制度设计者认为加强高等教育体系内的竞争可以提高竞争主体的灵活性和创新性,增加多元性供市场选择,提高生产和分配效率,进一步有益于质量提升,强化政府、雇主和学生对大学的问责,间接地达到减少财政负担、增强产学研联系、加快国际化的效果。[12]在竞争机制下,大学的产出的确实现明显上扬,而且是短时期内急剧上涨,包括文章发表、专利、著作数等。那么,大学之间到底是在竞争什么呢?竞争的对象包括研究和学术方面的地位和资源、对学生的吸引力、国际学生市场、外界资助项目、排行榜的名次和声望等,不过大多数的竞争不是经济意义上的竞争,也不是为了追逐经济利益,而是政府规范下的投标性质的博弈。在这其中,地位的竞争最能反映高等教育的特殊性和复杂性,也是导致新自由主义发展模式在该领域实践失败的原因之一。地位是一个相对性的概念,地位竞争由相互间的地位结构体系决定,因此,这其中最重要的是院校间的地位等级次序,而非单纯的产出多少。

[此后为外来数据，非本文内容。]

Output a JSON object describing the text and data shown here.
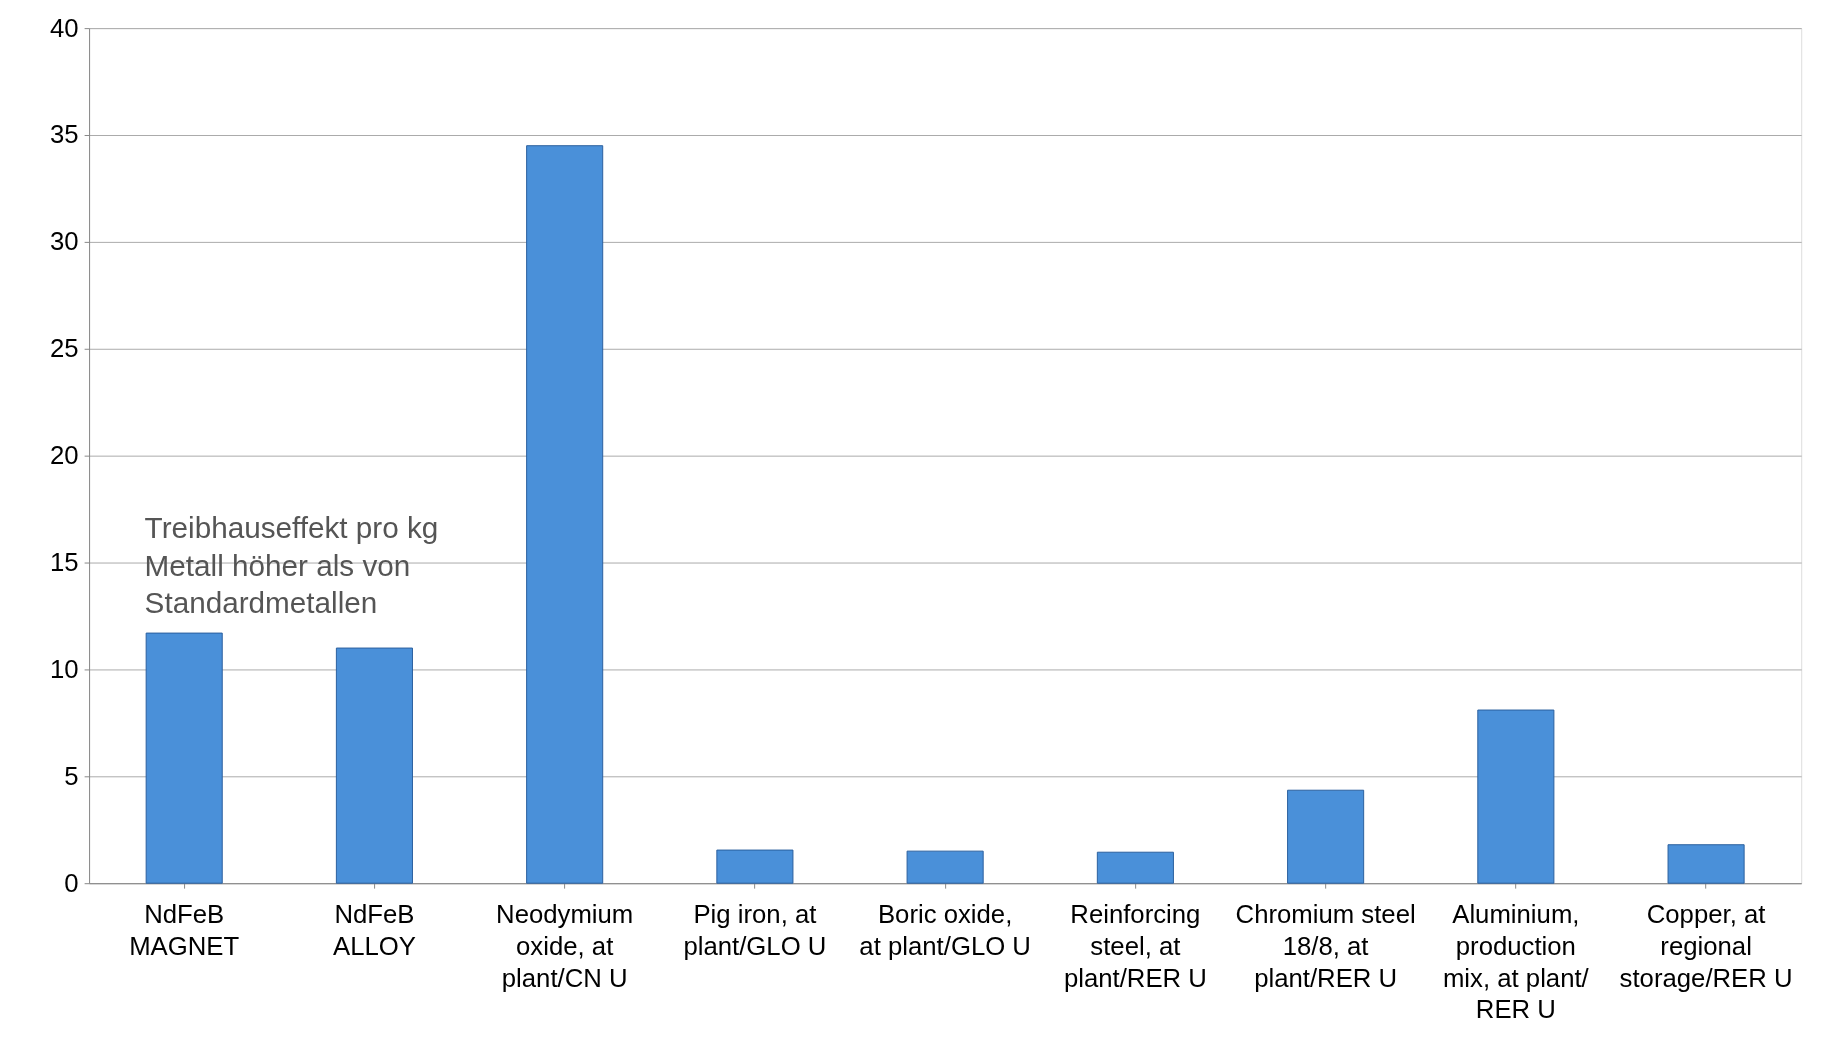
{
  "chart_data": {
    "type": "bar",
    "categories": [
      "NdFeB MAGNET",
      "NdFeB ALLOY",
      "Neodymium oxide, at plant/CN U",
      "Pig iron, at plant/GLO U",
      "Boric oxide, at plant/GLO U",
      "Reinforcing steel, at plant/RER U",
      "Chromium steel 18/8, at plant/RER U",
      "Aluminium, production mix, at plant/ RER U",
      "Copper, at regional storage/RER U"
    ],
    "values": [
      11.7,
      11.0,
      34.5,
      1.55,
      1.5,
      1.45,
      4.35,
      8.1,
      1.8
    ],
    "color": "#4a90d9",
    "ylim": [
      0,
      40
    ],
    "yticks": [
      0,
      5,
      10,
      15,
      20,
      25,
      30,
      35,
      40
    ],
    "grid": "y",
    "annotations": [
      {
        "text": "Treibhauseffekt pro kg Metall höher als von Standardmetallen",
        "x": "NdFeB MAGNET",
        "y": 11.7
      }
    ]
  }
}
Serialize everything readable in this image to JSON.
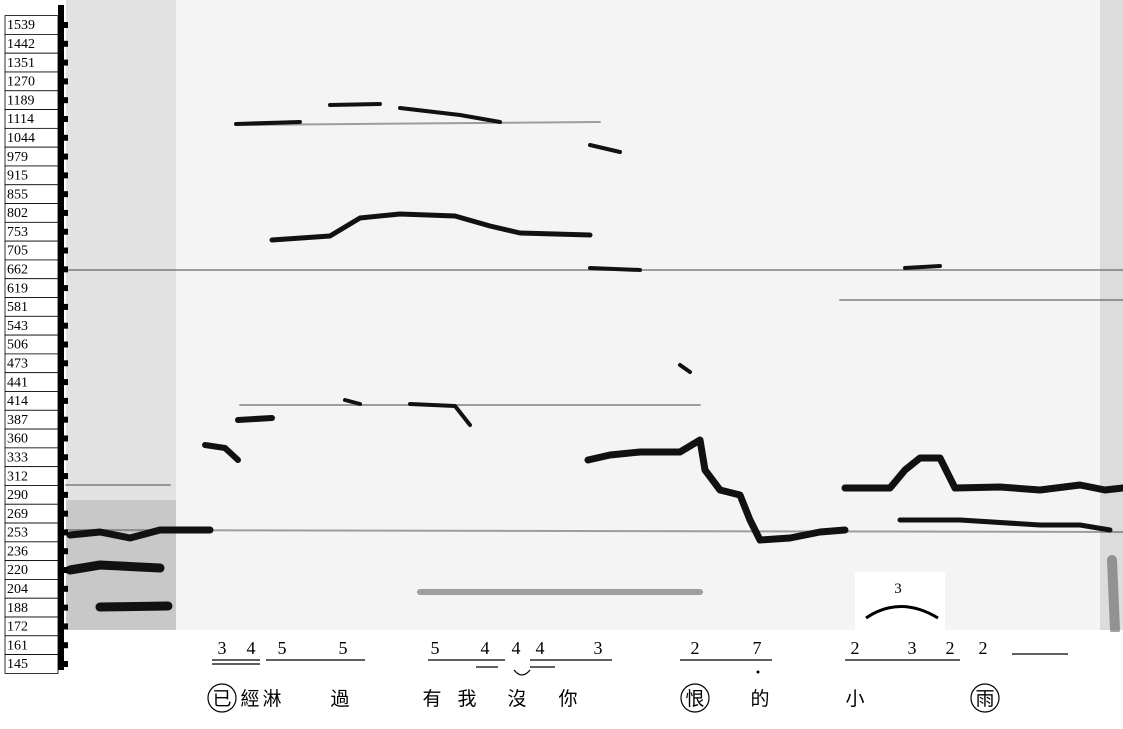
{
  "frequency_labels": [
    "1539",
    "1442",
    "1351",
    "1270",
    "1189",
    "1114",
    "1044",
    "979",
    "915",
    "855",
    "802",
    "753",
    "705",
    "662",
    "619",
    "581",
    "543",
    "506",
    "473",
    "441",
    "414",
    "387",
    "360",
    "333",
    "312",
    "290",
    "269",
    "253",
    "236",
    "220",
    "204",
    "188",
    "172",
    "161",
    "145"
  ],
  "notation": [
    "3",
    "4",
    "5",
    "5",
    "5",
    "4",
    "4",
    "4",
    "3",
    "2",
    "7",
    "2",
    "3",
    "2",
    "2"
  ],
  "triplet_mark": "3",
  "lyrics": [
    "已",
    "經",
    "淋",
    "過",
    "有",
    "我",
    "沒",
    "你",
    "恨",
    "的",
    "小",
    "雨"
  ]
}
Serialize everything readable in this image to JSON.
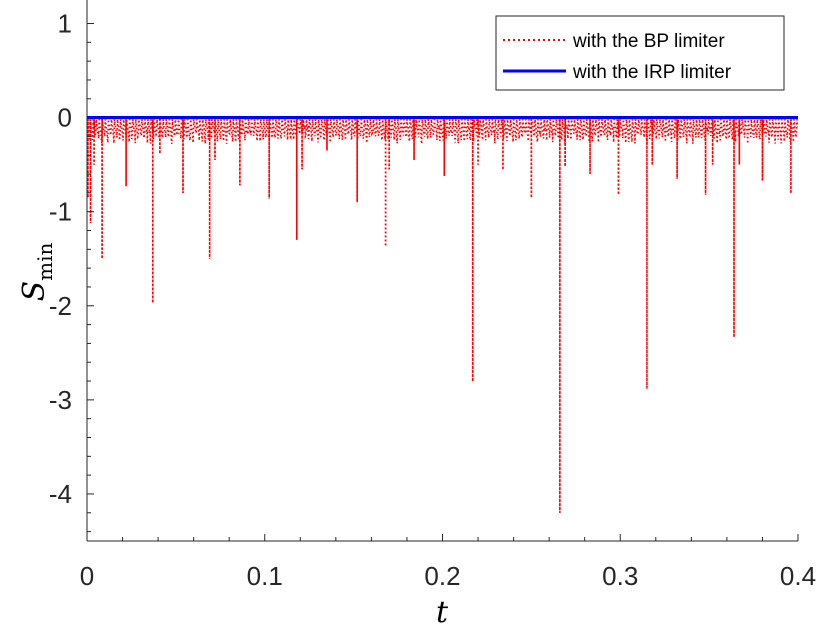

在这种竞争机制下,要反映大学的价值和实力,依靠传统的同行评价和自主市场选择指标已经不足为证,加之政府和社会对一直以来身居“象牙塔”的大学做出的经济社会贡献不满,因此,政府设计了一套或几套评价机制对院校和教师进行考核,无论是教学还是科研。绩效问责不仅需要大学陈述自己的发展目标和过程,还和经济财政刺激紧密联系在一起,依据排名来界定大学的生产力已成为各国通行做法,这就是新公共管理的持续表现。简而言之,就是公共领域的管理风格转向绩效、成本、效率和审计导向。在对待新公共管理的态度上,始终存在分歧。乐观者认为只有通过新公共管理才能规避旧式公共管理存在的积弊难返、效率低下甚至是道德滑坡的缺点和管理失败。持这种观点的人相信新公共管理在决策的过程中,有效地减少了内部障碍,使内部交流和跨界合作更为紧密,从而提高了办事效率。通过绩效考核标准可以激发个人动力,进而提高个人和组织表现,切实地保障质量。另外,这种方式是一种基于数据和事实说话的理性决策过程,明确了问责的任务和方向,减少了人为干预、主观判断和优先特权对组织运营带来的影响,所以也凸显了新管理方式的公平性。

而悲观者会认为是新公共管理将一个多世纪积累的公共服务中特有的伦理价值和组织文化破坏殆尽。从更深层次来讲,学者呼吁符合公共领域本真价值的回归。新公共管理信奉的是诸如竞争、效率、花钱有道、消费主义、合作和管理主义等商业性伦理,这些集中体现在公共治理领域中对问责和监管的关注。面对商业价值和市场导向追求在公共部门中具有的主导话语权地位,我们应该站在中立的立场上对其进行必要的解构,去进一步检视商业规范与公共治理之间的相关性,逐渐形成一套适用于公共部门的清晰的伦理价值判断标准和体系。[13]